The first dramatic shift occurred when DHS was stood up in 2003 under Secretary Tom Ridge, integrating 22 federal agencies and bringing together tens of thousands of operational and subject-matter experts and contractors to solve new problems and look at issues from a fresh perspective. The next punctuated moment came in 2005 with Secretary Michael Chertoff's initiation of the Department's Second Stage Review (2SR) resulting in a major reorganization of DHS, including a strengthened Office of Intelligence and Analysis tasked with ensuring that intelligence is coordinated, fused, and analyzed within the Department to provide a common operational picture, to provide a primary connection between DHS and the intelligence community as a whole, and to act as a primary source of information for state, local, and private sector partners. Under Secretary Napolitano, there have been many subtle and important changes to immigration processing, border security and cybersecurity. But, a dramatic change began to occur in 2010 when she led the completion of the first-ever Quadrennial Homeland Security Review (QHSR), establishing a unified, strategic framework for homeland security missions and goals. As a result of the operational and policy and planning changes instituted by the three Secretaries, the fourth will take the reins of a highly-evolved Department with significant challenges still left to address.

The overarching challenge for the next Secretary will be responding to the looming security threats and managing the homeland security enterprise responses, which must include Federal, state and local actors. To this end, there are a short list of challenges that the new Secretary can anticipate and make plans to address. The first comes from immigration policies and laws. As we approach the next election, the focus on immigration will increase, regardless of the actions of Congress, and DHS will have to consider immigration-related issues including change management, system engineering and the management of services and technology involved. Second, the next Secretary will need to coordinate the protection of our nation's critical infrastructure - systems that are owned by government but mostly by the private sector - from increasing threats from Nation-States, criminal organizations and hactivists.

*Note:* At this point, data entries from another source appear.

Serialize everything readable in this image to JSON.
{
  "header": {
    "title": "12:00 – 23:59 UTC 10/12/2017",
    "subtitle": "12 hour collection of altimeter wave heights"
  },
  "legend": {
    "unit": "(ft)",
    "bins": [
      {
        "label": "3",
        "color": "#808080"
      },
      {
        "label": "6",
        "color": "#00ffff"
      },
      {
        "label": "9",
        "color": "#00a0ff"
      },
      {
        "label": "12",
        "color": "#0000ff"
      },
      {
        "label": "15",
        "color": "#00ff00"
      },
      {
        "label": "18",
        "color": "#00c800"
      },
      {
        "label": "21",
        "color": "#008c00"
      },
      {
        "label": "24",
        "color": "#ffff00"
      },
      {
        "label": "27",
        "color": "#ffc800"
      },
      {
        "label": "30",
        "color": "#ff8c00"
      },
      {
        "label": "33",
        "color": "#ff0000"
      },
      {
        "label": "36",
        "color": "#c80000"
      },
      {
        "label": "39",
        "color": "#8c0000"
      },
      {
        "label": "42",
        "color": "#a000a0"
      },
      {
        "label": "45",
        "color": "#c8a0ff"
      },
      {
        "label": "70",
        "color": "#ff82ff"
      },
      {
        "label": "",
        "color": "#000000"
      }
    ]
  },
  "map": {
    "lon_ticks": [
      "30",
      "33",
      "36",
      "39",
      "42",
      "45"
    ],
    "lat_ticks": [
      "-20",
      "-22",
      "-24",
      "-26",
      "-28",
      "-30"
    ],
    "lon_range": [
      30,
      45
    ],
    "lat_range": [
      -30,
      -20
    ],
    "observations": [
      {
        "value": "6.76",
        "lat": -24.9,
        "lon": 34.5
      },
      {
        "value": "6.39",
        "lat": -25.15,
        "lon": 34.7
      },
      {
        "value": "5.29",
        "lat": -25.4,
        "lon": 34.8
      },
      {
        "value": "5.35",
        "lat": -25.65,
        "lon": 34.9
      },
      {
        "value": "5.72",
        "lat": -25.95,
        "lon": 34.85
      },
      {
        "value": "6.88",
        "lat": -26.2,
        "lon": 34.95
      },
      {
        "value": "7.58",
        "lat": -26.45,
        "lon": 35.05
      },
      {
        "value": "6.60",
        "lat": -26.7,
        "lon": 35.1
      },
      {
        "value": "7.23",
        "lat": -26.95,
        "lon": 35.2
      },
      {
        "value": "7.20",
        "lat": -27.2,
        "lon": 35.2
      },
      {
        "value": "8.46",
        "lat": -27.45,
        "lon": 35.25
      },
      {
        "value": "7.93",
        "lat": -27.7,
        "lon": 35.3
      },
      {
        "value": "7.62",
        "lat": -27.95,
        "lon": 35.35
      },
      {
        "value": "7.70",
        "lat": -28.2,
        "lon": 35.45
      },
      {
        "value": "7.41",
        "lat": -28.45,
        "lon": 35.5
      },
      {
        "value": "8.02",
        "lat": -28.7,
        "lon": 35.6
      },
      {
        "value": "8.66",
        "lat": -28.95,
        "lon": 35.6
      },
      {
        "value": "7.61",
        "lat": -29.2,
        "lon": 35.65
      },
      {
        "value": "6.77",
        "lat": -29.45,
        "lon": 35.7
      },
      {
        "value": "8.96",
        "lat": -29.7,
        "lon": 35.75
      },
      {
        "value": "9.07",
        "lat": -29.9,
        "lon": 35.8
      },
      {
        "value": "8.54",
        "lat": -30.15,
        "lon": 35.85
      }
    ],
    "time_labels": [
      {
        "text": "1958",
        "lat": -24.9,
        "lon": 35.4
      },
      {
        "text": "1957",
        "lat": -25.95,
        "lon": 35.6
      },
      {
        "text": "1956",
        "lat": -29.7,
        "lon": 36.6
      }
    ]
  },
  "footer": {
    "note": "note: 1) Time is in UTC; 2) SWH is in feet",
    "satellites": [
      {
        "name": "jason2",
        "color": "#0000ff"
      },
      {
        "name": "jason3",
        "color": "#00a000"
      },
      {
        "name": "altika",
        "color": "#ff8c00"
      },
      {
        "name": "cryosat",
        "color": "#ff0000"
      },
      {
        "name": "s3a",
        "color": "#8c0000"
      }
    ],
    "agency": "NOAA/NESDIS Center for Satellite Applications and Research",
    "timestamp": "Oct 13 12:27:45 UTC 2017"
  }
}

Although Secretary Napolitano's focus on these issues and the Obama Administration's Cybersecurity Executive Order are important steps in meeting this challenge, the next Secretary will need to coordinate a national cybersecurity defense. The third challenge is to define the scope of the Department's "homeland security" mission which is distinct from national security but yet an integral part. Most stakeholders agree that the need for DHS is greater today than it was at its inception. Today, the Department manages a broad group of components including the Transportation Security Administration, the Federal Emergency Management Agency, the United States Coast Guard, the Secret Service, the United States Customs and Border Protection and others. But, a decade after its stand up, integration of these components is still in progress, and significant challenges remain due to the extreme congressional oversight by over 100 committees, a restrictive budget environment and a wide range of responsibilities.

Thinking about these issues from the Colorado plateau, I am reminded that geologists take a practical and deductive approach to challenges, basing observations and phenomena to analogies found in current time and then determining how this was preserved in the geologic record. To do this, geologists rely upon many other fields of science, geography, biology, chemistry and combine them to gain a better understanding of the rocks and geologic record. It will be useful for the next Secretary to take a similarly broad and comprehensive view, considering other related fields and history, as (s)he addresses challenges and opportunities in a new way, from a new perspective. Of course DHS Rocks!